O depoimento de uma irmã de Renné Senna — assassinado dia 7 em Rio Bonito —, na 119ª DP (Rio Bonito), pode dar novos rumos à investigação. Aldinéia Senna, 56 anos, que cuidou do milionário quando ele ainda era pobre e recém-operado da cirurgia de amputação das pernas, contou que seus irmãos só se reaproximaram do ex-lavrador depois que ele ganhou na Mega-Sena, em julho de 2005.

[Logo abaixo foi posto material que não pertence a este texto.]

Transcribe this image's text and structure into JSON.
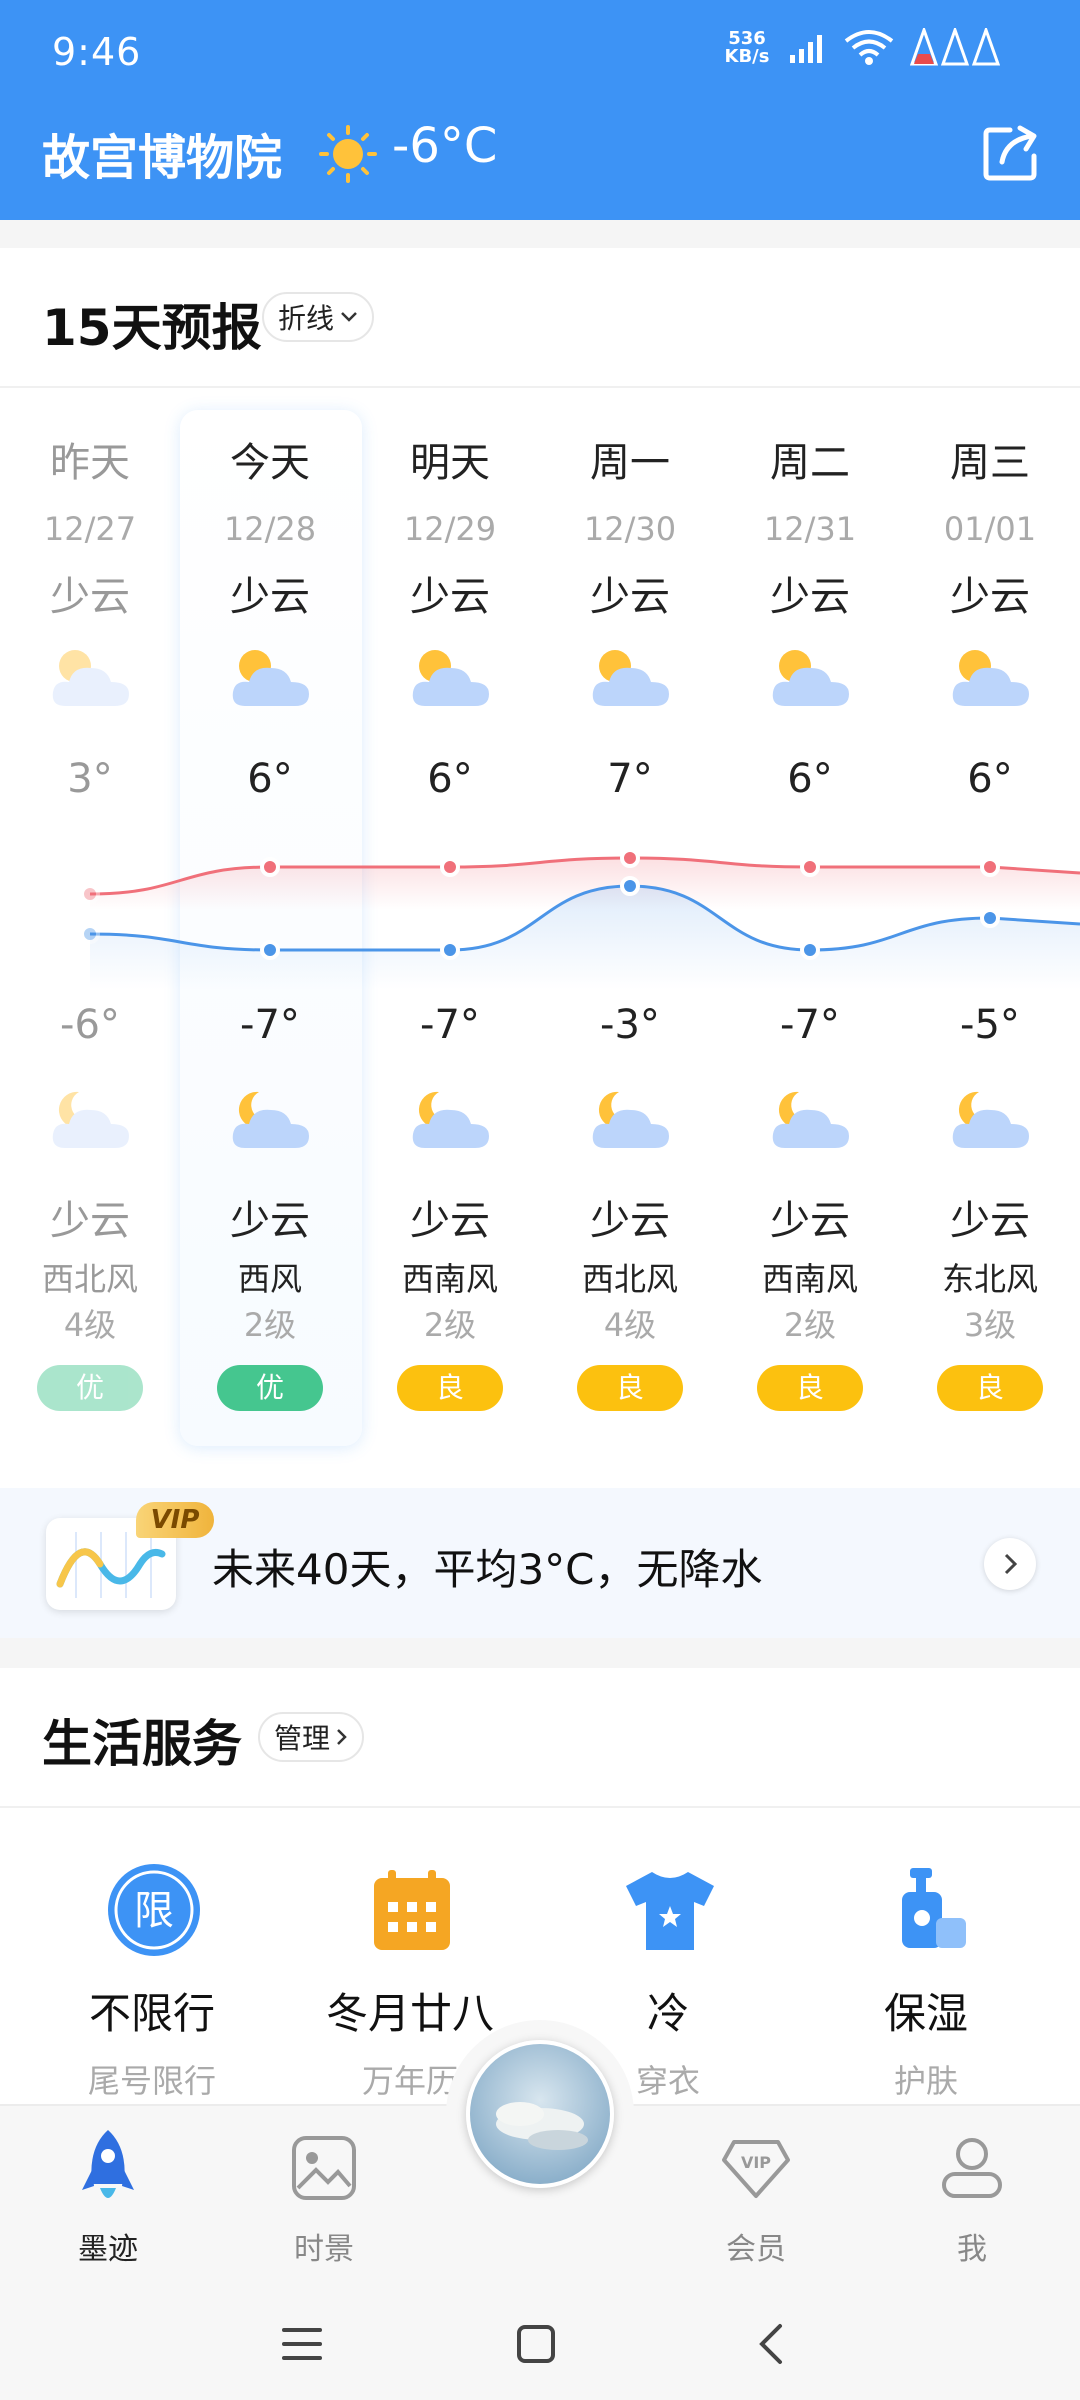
{
  "status_bar": {
    "time": "9:46",
    "net_speed_value": "536",
    "net_speed_unit": "KB/s"
  },
  "header": {
    "location": "故宫博物院",
    "temperature": "-6°C",
    "weather_icon": "sun-icon",
    "share_icon": "share-icon"
  },
  "forecast": {
    "title": "15天预报",
    "view_mode": "折线",
    "days": [
      {
        "day": "昨天",
        "date": "12/27",
        "day_cond": "少云",
        "high": "3°",
        "low": "-6°",
        "night_cond": "少云",
        "wind": "西北风",
        "wind_level": "4级",
        "aqi": "优"
      },
      {
        "day": "今天",
        "date": "12/28",
        "day_cond": "少云",
        "high": "6°",
        "low": "-7°",
        "night_cond": "少云",
        "wind": "西风",
        "wind_level": "2级",
        "aqi": "优"
      },
      {
        "day": "明天",
        "date": "12/29",
        "day_cond": "少云",
        "high": "6°",
        "low": "-7°",
        "night_cond": "少云",
        "wind": "西南风",
        "wind_level": "2级",
        "aqi": "良"
      },
      {
        "day": "周一",
        "date": "12/30",
        "day_cond": "少云",
        "high": "7°",
        "low": "-3°",
        "night_cond": "少云",
        "wind": "西北风",
        "wind_level": "4级",
        "aqi": "良"
      },
      {
        "day": "周二",
        "date": "12/31",
        "day_cond": "少云",
        "high": "6°",
        "low": "-7°",
        "night_cond": "少云",
        "wind": "西南风",
        "wind_level": "2级",
        "aqi": "良"
      },
      {
        "day": "周三",
        "date": "01/01",
        "day_cond": "少云",
        "high": "6°",
        "low": "-5°",
        "night_cond": "少云",
        "wind": "东北风",
        "wind_level": "3级",
        "aqi": "良"
      }
    ],
    "high_values": [
      3,
      6,
      6,
      7,
      6,
      6
    ],
    "low_values": [
      -6,
      -7,
      -7,
      -3,
      -7,
      -5
    ],
    "colors": {
      "good": "#45c68f",
      "moderate": "#fcc10f",
      "high_line": "#f0707a",
      "low_line": "#4b95e8"
    }
  },
  "banner": {
    "vip": "VIP",
    "text": "未来40天，平均3°C，无降水"
  },
  "life": {
    "title": "生活服务",
    "manage": "管理",
    "items": [
      {
        "title": "不限行",
        "sub": "尾号限行",
        "icon": "restriction-icon",
        "icon_char": "限"
      },
      {
        "title": "冬月廿八",
        "sub": "万年历",
        "icon": "calendar-icon"
      },
      {
        "title": "冷",
        "sub": "穿衣",
        "icon": "tshirt-icon"
      },
      {
        "title": "保湿",
        "sub": "护肤",
        "icon": "lotion-icon"
      }
    ]
  },
  "nav": {
    "items": [
      {
        "label": "墨迹",
        "icon": "rocket-icon"
      },
      {
        "label": "时景",
        "icon": "photo-icon"
      },
      {
        "label": "会员",
        "icon": "vip-icon"
      },
      {
        "label": "我",
        "icon": "profile-icon"
      }
    ]
  }
}
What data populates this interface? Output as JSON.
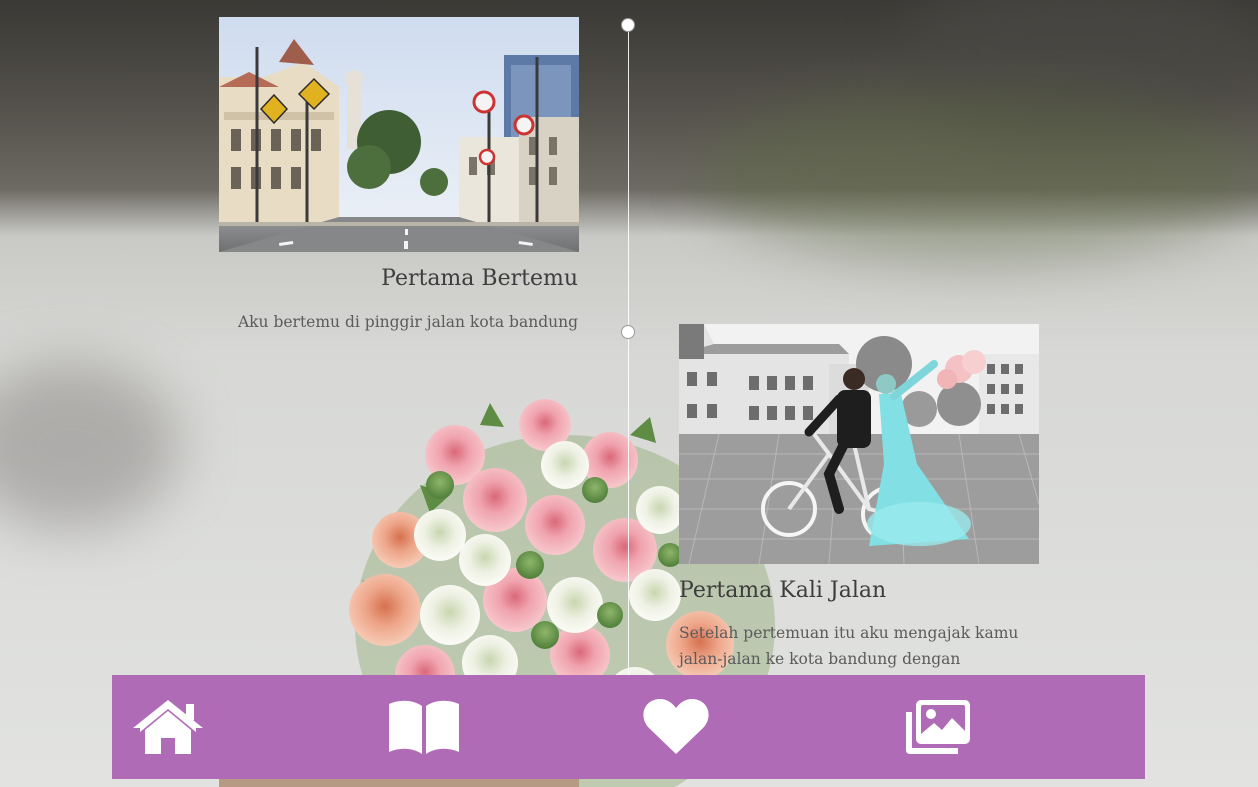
{
  "timeline": {
    "items": [
      {
        "title": "Pertama Bertemu",
        "description": "Aku bertemu di pinggir jalan kota bandung",
        "image": "city-street-photo"
      },
      {
        "title": "Pertama Kali Jalan",
        "description": "Setelah pertemuan itu aku mengajak kamu jalan-jalan ke kota bandung dengan",
        "image": "couple-bicycle-photo"
      }
    ]
  },
  "nav": {
    "items": [
      {
        "icon": "home-icon"
      },
      {
        "icon": "book-open-icon"
      },
      {
        "icon": "heart-icon"
      },
      {
        "icon": "images-icon"
      }
    ]
  },
  "colors": {
    "nav_background": "#b06bb7",
    "nav_icon": "#ffffff",
    "timeline_line": "#ffffff",
    "title_text": "#3d3d3d",
    "body_text": "#5b5b5b"
  }
}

Segundo ela, um dos seus irmãos, Miguel, teria assumido o controle dos bens de Renné e, com sua mulher, Maria da Penha, teria afastado o ex-lavrador do restante da família. Ela admitiu ainda ter ficado magoada com o milionário porque, no primeiro testamento, foi contemplada com apenas 10% dos bens dele, enquanto Miguel receberia 15%.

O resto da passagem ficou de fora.